Retailers who outperform their peers are more likely to see a link between customer-facing employees and sales performance.
According to “The New Retail Model: Becoming Agile and Efficient,” a new retailer survey from RSR Research sponsored by Workday, retail “winners” with comparable store/channel sales growth above the industry average of 4.5% place a higher value on their customer-facing employees. Data shows that retail winners also have better insight into their workforce’s skills and capabilities, and are more likely to have seamless processes that drive their enterprise’s processes from conception through execution.
For example, 75% of winners and 60% of other respondents said customer-facing employees have strong impact on annual sales. About seven in 10 (69%) winners but only slightly more than half (53%) of other respondents said customer-facing employees will have a strong impact on annual sales within the next three years.
Similar discrepancies between winners and other respondents also existed in responses to whether they have a complete view of their workforce’s skills (63%/35%) or have a seamless process that drives all aspects of the business from planning and approval to business execution (54%/43%).
The discrepancy was less pronounced in the difference between winners (46%) and other respondents (40%) who said customer-facing employees have the information and the training they need to effectively to deliver upon the company’s customer service standards.
The survey also examined retailers’ overall views on store format. Almost all respondents (92%) plan to replace and/or enhance existing stores with new formats. The most commonly used store formats today are large with broad assortment (75%), small with focused, localized assortment (40%), showroom environments to support BOPIS (34%), pop-up stores (30%), dark stores that perform fulfillment only (17%).
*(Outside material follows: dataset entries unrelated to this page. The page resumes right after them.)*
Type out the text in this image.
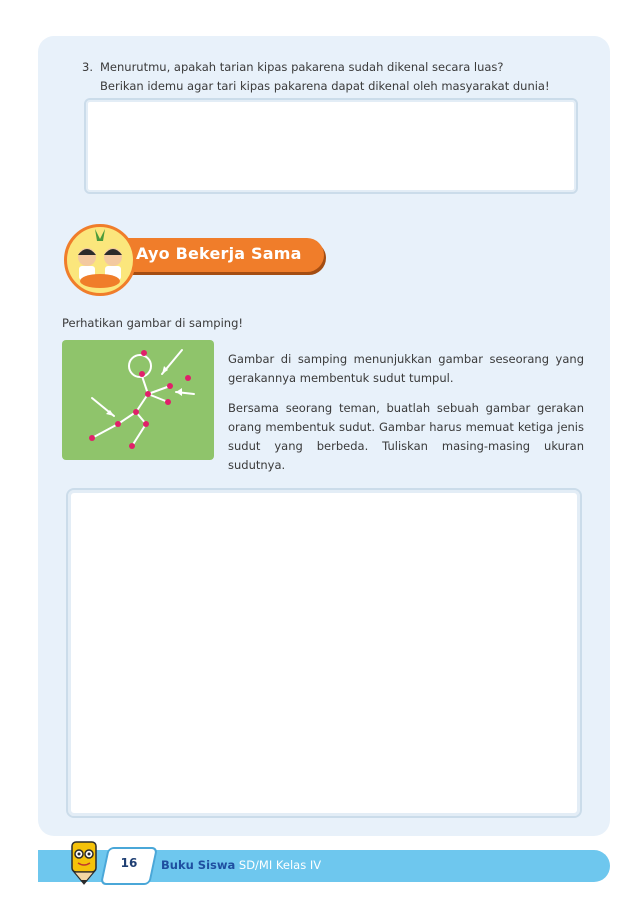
3. Menurutmu, apakah tarian kipas pakarena sudah dikenal secara luas?
Berikan idemu agar tari kipas pakarena dapat dikenal oleh masyarakat dunia!
Ayo Bekerja Sama
Perhatikan gambar di samping!

Gambar di samping menunjukkan gambar seseorang yang gerakannya membentuk sudut tumpul.

Bersama seorang teman, buatlah sebuah gambar gerakan orang membentuk sudut. Gambar harus memuat ketiga jenis sudut yang berbeda. Tuliskan masing-masing ukuran sudutnya.

16	Buku Siswa SD/MI Kelas IV
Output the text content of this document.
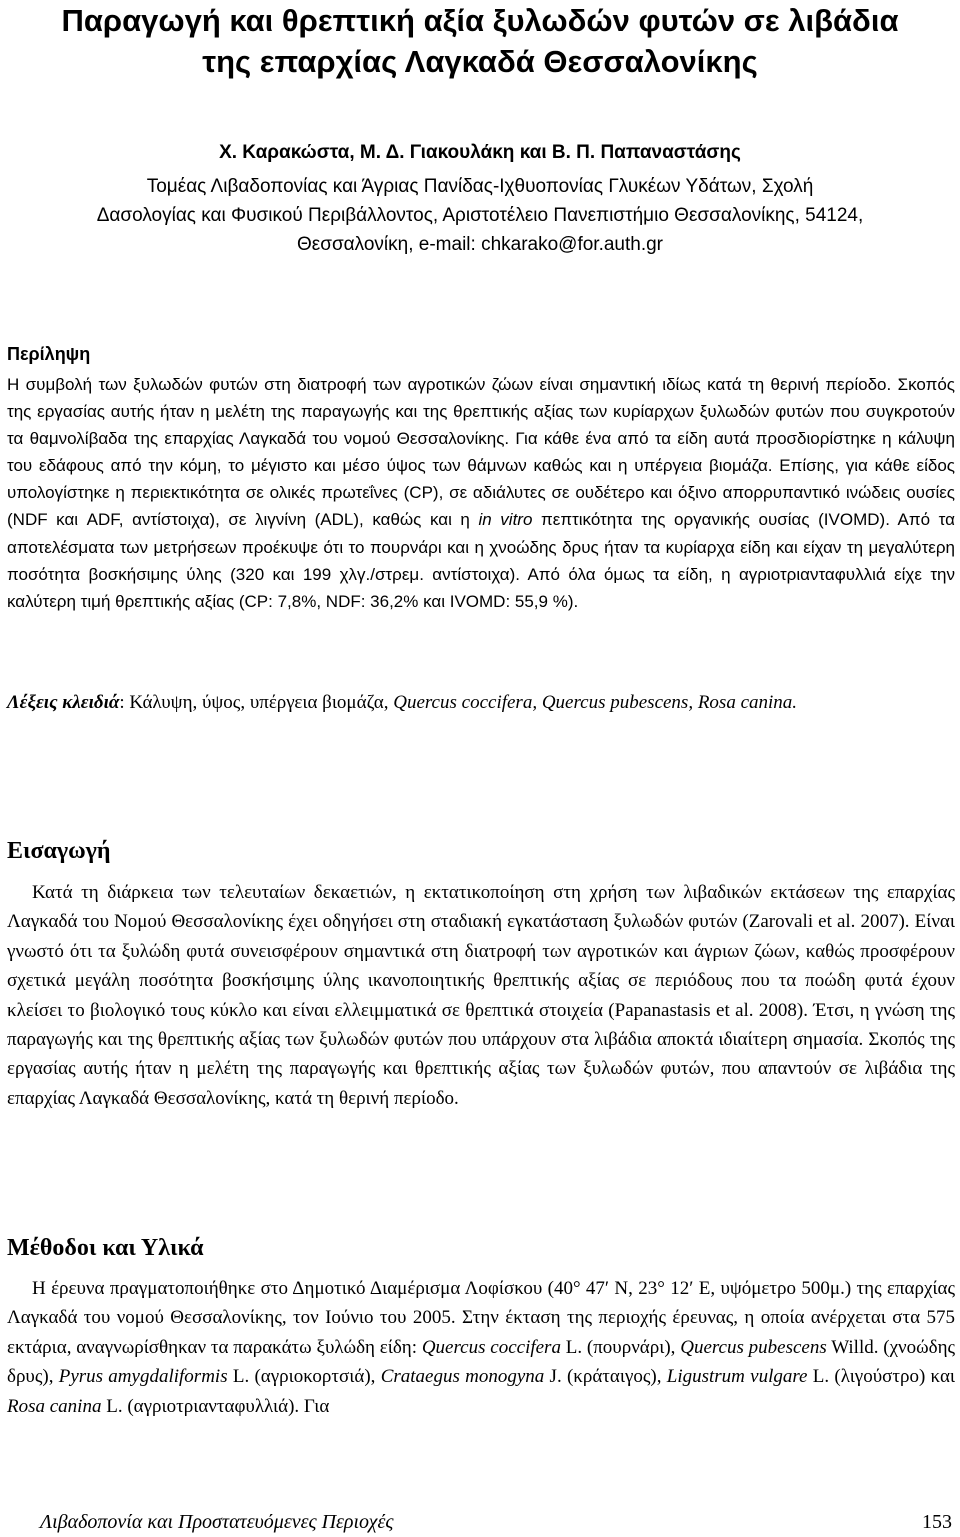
Παραγωγή και θρεπτική αξία ξυλωδών φυτών σε λιβάδια
της επαρχίας Λαγκαδά Θεσσαλονίκης
Χ. Καρακώστα, Μ. Δ. Γιακουλάκη και Β. Π. Παπαναστάσης
Τομέας Λιβαδοπονίας και Άγριας Πανίδας-Ιχθυοπονίας Γλυκέων Υδάτων, Σχολή
Δασολογίας και Φυσικού Περιβάλλοντος, Αριστοτέλειο Πανεπιστήμιο Θεσσαλονίκης, 54124,
Θεσσαλονίκη, e-mail: chkarako@for.auth.gr
Περίληψη
Η συμβολή των ξυλωδών φυτών στη διατροφή των αγροτικών ζώων είναι σημαντική ιδίως κατά τη θερινή περίοδο. Σκοπός της εργασίας αυτής ήταν η μελέτη της παραγωγής και της θρεπτικής αξίας των κυρίαρχων ξυλωδών φυτών που συγκροτούν τα θαμνολίβαδα της επαρχίας Λαγκαδά του νομού Θεσσαλονίκης. Για κάθε ένα από τα είδη αυτά προσδιορίστηκε η κάλυψη του εδάφους από την κόμη, το μέγιστο και μέσο ύψος των θάμνων καθώς και η υπέργεια βιομάζα. Επίσης, για κάθε είδος υπολογίστηκε η περιεκτικότητα σε ολικές πρωτεΐνες (CP), σε αδιάλυτες σε ουδέτερο και όξινο απορρυπαντικό ινώδεις ουσίες (NDF και ADF, αντίστοιχα), σε λιγνίνη (ADL), καθώς και η in vitro πεπτικότητα της οργανικής ουσίας (IVOMD). Από τα αποτελέσματα των μετρήσεων προέκυψε ότι το πουρνάρι και η χνοώδης δρυς ήταν τα κυρίαρχα είδη και είχαν τη μεγαλύτερη ποσότητα βοσκήσιμης ύλης (320 και 199 χλγ./στρεμ. αντίστοιχα). Από όλα όμως τα είδη, η αγριοτριανταφυλλιά είχε την καλύτερη τιμή θρεπτικής αξίας (CP: 7,8%, NDF: 36,2% και IVOMD: 55,9 %).
Λέξεις κλειδιά: Κάλυψη, ύψος, υπέργεια βιομάζα, Quercus coccifera, Quercus pubescens, Rosa canina.
Εισαγωγή
Κατά τη διάρκεια των τελευταίων δεκαετιών, η εκτατικοποίηση στη χρήση των λιβαδικών εκτάσεων της επαρχίας Λαγκαδά του Νομού Θεσσαλονίκης έχει οδηγήσει στη σταδιακή εγκατάσταση ξυλωδών φυτών (Zarovali et al. 2007). Είναι γνωστό ότι τα ξυλώδη φυτά συνεισφέρουν σημαντικά στη διατροφή των αγροτικών και άγριων ζώων, καθώς προσφέρουν σχετικά μεγάλη ποσότητα βοσκήσιμης ύλης ικανοποιητικής θρεπτικής αξίας σε περιόδους που τα ποώδη φυτά έχουν κλείσει το βιολογικό τους κύκλο και είναι ελλειμματικά σε θρεπτικά στοιχεία (Papanastasis et al. 2008). Έτσι, η γνώση της παραγωγής και της θρεπτικής αξίας των ξυλωδών φυτών που υπάρχουν στα λιβάδια αποκτά ιδιαίτερη σημασία. Σκοπός της εργασίας αυτής ήταν η μελέτη της παραγωγής και θρεπτικής αξίας των ξυλωδών φυτών, που απαντούν σε λιβάδια της επαρχίας Λαγκαδά Θεσσαλονίκης, κατά τη θερινή περίοδο.
Μέθοδοι και Υλικά
Η έρευνα πραγματοποιήθηκε στο Δημοτικό Διαμέρισμα Λοφίσκου (40° 47′ N, 23° 12′ E, υψόμετρο 500μ.) της επαρχίας Λαγκαδά του νομού Θεσσαλονίκης, τον Ιούνιο του 2005. Στην έκταση της περιοχής έρευνας, η οποία ανέρχεται στα 575 εκτάρια, αναγνωρίσθηκαν τα παρακάτω ξυλώδη είδη: Quercus coccifera L. (πουρνάρι), Quercus pubescens Willd. (χνοώδης δρυς), Pyrus amygdaliformis L. (αγριοκορτσιά), Crataegus monogyna J. (κράταιγος), Ligustrum vulgare L. (λιγούστρο) και Rosa canina L. (αγριοτριανταφυλλιά). Για
Λιβαδοπονία και Προστατευόμενες Περιοχές	153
When asked which store format is most appealing if they are planning to implement a new format, large with broad assortment was the clear leader (44%). The only other formats with double-digit responses were pop-up stores (13%) and small –with focused, localized assortment (10%).
The survey also asked respondents to list challenges, tools and inhibitors affecting several areas of their business.
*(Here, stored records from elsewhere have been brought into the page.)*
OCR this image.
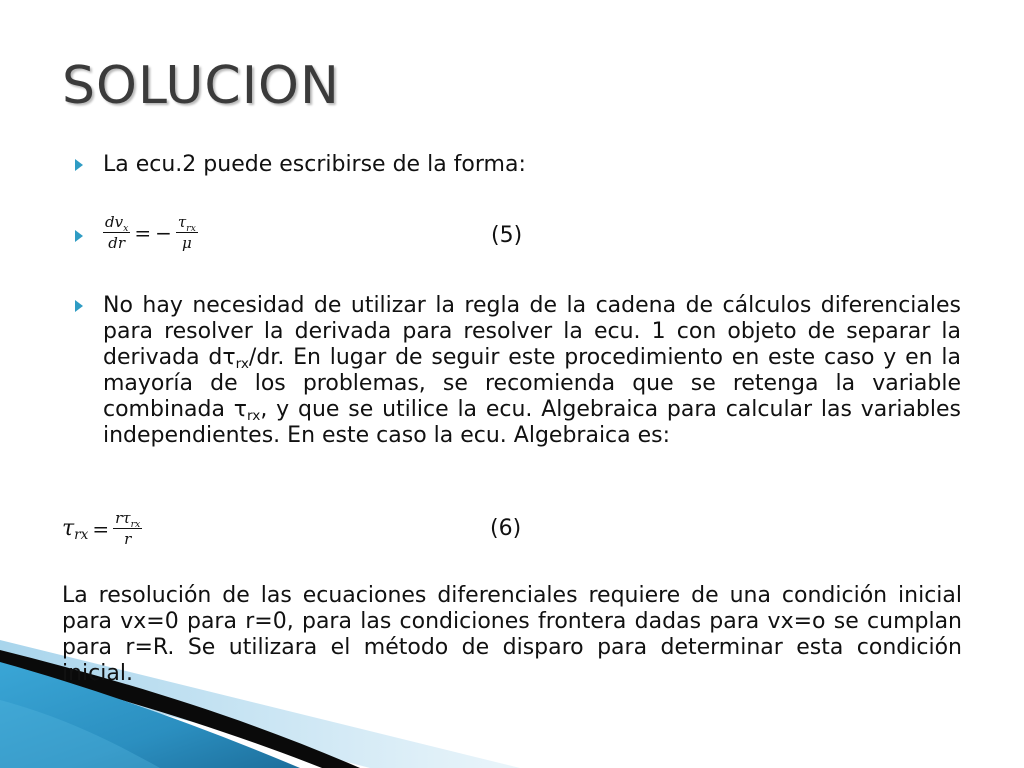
SOLUCION
La ecu.2 puede escribirse de la forma:
$\frac{dv_x}{dr}$ = − $\frac{\tau_{rx}}{\mu}$	(5)
No hay necesidad de utilizar la regla de la cadena de cálculos diferenciales para resolver la derivada para resolver la ecu. 1 con objeto de separar la derivada $d\tau_{rx}/dr$. En lugar de seguir este procedimiento en este caso y en la mayoría de los problemas, se recomienda que se retenga la variable combinada $\tau_{rx}$, y que se utilice la ecu. Algebraica para calcular las variables independientes. En este caso la ecu. Algebraica es:
$\tau_{rx} = \frac{r\tau_{rx}}{r}$	(6)
La resolución de las ecuaciones diferenciales requiere de una condición inicial para vx=0 para r=0, para las condiciones frontera dadas para vx=o se cumplan para r=R. Se utilizara el método de disparo para determinar esta condición inicial.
Top three business challenges driving retailers to improve store and corporate planning functions
Good employees are hard to attract, train, and retain (58%).
Consumer price sensitivity constrains our margins and discretionary spend (52%).
Direct-to-consumer brands are encroaching on our core market (45%).
Customers are demanding different store experiences than we currently provide (42%).
Tools used to evaluate success of a new format (select all that apply)
Location and real estate analysis (60%).
Data cubes for analysis (53).
Model stores as a baseline (52%).
All Excel, all the time (49%).
Labor modeling tools (48%).
Core financial systems (34%).
Top three organizational inhibitors preventing the business from being more agile
Total cost of ownership of existing technologies hard to quantify, inhibiting change (51%).
Our legacy technologies cannot support modern business agility (43%).
Hard to make organizational changes in response to mergers, acquisitions and other changes to business models (41%).
Cannot automatically update plans based on business execution workflow (41%).
Top three operational challenges preventing you from reacting to changes in business environment
Our planning functions are not well integrated (41%).
Our planning processes are static and siloed, which slows down reaction time (38%).
We have difficulty defining workforce needs to support new business models (30%).
RSR conducted an online survey from January-February 2020 and received answers from 88 qualified retail respondents, 97% of whom are headquartered in the U.S. or U.K.